11 April 2011

blind leading the blind

I think I need new glasses. I realized my vision was slowly deteriorating when, despite wearing my glasses at the time, I found myself squinting while taking a vision test for my study abroad physical. At first, I attributed this failure to the fluorescent lighting and the fact that it was 8 a.m., but upon further reflection, I am more inclined to believe that my eyes are at fault. I mean, I could still see, but it took a lot more effort on my part than I think was necessary.

My point is, I can still see when I’m in class. Besides, since most of my classes are discussion-based seminars, it’s not like there’s anything written on the board that is crucial to my passing the class.

I’d like to take a moment of silence to thank heaven that I am neither a math nor science major.

The most pressing reason why I need new glasses is my inability to recognize people. For some reason, this campus is incredibly friendly. People smile at each other when they pass, regardless of whether or not the other person is a total stranger. I think that the combination of sunshine, fragrant orange trees, and overwhelming politeness makes not saying hi to random people weird.

The problem is, since I can’t tell who someone is until it is potentially too late, I find myself in awkward situations where my level of salutation is inappropriate.

For instance, if I can make out the hazy shape of a smiling mouth on an oncoming passerby, I will reciprocate the greeting. But, since I am still unsure of the person’s identity, I will do so with some hesitation and plenty of awkwardness. If that person happens to be a friend, he or she will tease me, asking why I’m being weird and/or cold. I apologize and blame my eyesight, then slouch off, avoiding eye contact with anyone else lest I make the same mistake. If someone recognizes me, he or she can call my name and I’ll respond. But, sometimes when people yell “okay,” I mishear it as a nickname, then even more awkwardness ensues.

However, sometimes the opposite of the aforementioned situation occurs. If I’m feeling especially brave (or stupid), I will keep my head up while walking around. If I vaguely recognize someone’s form, I will get excited. Perhaps my lack of friends in high school has left indelible marks on my psyche, but whenever I see a friend on campus, I get really excited. Despite popular opinion, I’m not completely dumb. I like to think logically about whether or not the blur in the distance could be someone I know. After studying general characteristics (approximate height and weight, hair color, manner of walking, etc.), I think about the probability that this person could be a friend of mine. Does my friend own that shirt? Does my friend carry a bag like that? Is my friend in class right now? If the answers to those question match the description of my friend, I will commit to making contact. Usually, I do so vocally with a cheery salutation.

More often than not, I’m wrong. The person walking toward me just happens to bear a striking resemblance to a friend, and there is no turning back. I usually just sport a sheepish smile or shrug then scurry off.

But that’s not even the most terrifying encounters I have when rendered blind. One on one interactions while passing by someone are tolerable. Sure, they can be embarrassing, but they could also be attributed to the friendly atmosphere that this school fosters.

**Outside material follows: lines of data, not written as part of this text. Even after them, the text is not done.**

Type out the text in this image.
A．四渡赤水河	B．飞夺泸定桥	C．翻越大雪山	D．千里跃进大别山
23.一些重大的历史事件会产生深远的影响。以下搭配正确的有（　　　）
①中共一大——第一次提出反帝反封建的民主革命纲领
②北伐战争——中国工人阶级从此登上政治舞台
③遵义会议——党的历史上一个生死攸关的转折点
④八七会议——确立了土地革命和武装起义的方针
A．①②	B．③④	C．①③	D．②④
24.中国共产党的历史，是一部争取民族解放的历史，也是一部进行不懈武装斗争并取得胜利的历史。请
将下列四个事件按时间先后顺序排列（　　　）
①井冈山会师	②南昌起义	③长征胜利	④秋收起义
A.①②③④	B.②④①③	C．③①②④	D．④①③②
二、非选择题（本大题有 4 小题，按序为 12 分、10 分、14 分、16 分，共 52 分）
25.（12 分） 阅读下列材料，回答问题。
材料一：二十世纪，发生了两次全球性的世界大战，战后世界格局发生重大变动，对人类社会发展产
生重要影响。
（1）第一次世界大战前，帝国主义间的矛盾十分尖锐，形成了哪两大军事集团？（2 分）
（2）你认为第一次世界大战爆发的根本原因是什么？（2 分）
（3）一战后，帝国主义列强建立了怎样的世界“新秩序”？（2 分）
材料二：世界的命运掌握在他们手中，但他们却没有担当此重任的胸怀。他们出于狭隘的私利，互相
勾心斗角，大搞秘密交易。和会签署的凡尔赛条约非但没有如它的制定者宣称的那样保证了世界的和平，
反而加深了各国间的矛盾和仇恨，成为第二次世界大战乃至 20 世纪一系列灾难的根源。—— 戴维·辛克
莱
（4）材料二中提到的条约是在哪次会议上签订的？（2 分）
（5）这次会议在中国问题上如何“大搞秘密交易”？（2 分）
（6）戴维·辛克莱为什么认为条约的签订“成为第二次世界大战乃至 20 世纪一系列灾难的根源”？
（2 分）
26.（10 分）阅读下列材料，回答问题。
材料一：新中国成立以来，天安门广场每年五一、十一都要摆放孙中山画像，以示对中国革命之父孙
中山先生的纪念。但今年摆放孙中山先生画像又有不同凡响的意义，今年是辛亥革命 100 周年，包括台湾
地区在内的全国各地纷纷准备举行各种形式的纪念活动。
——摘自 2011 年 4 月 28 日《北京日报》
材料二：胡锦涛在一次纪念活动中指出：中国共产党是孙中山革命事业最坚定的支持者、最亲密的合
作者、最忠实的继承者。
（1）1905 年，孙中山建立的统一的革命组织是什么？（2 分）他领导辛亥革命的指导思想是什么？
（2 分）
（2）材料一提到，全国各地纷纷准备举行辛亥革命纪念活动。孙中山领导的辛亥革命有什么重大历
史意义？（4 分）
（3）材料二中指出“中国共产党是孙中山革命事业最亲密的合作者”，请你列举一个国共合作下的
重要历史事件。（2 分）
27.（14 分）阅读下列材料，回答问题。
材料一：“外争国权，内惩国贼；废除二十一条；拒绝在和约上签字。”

But nothing strikes so much fear in my heart as meals in the dining hall. First of all, my senses are overloaded with smells and sounds, let alone sights. Also, I am usually ravenous by mealtimes, so I’m not really focused on recognizing people.

I’m not sure whether people can sense my vulnerability, but whenever I’m in the dining hall, I feel like I’m being ambushed. That guy who asked me for my number last weekend and was confused when I awkwardly declined and scuttled off? Of course he sees me. That random girl that sat next to me in a class last semester with whom I haven’t exchanged more than five words? Small talk! My friend’s ex who turned out to be a huge douche? Eye contact and mutual recognition.

I feel like I’m at a huge disadvantage here. I need to be prepared so I can defeat awkwardness once and for all.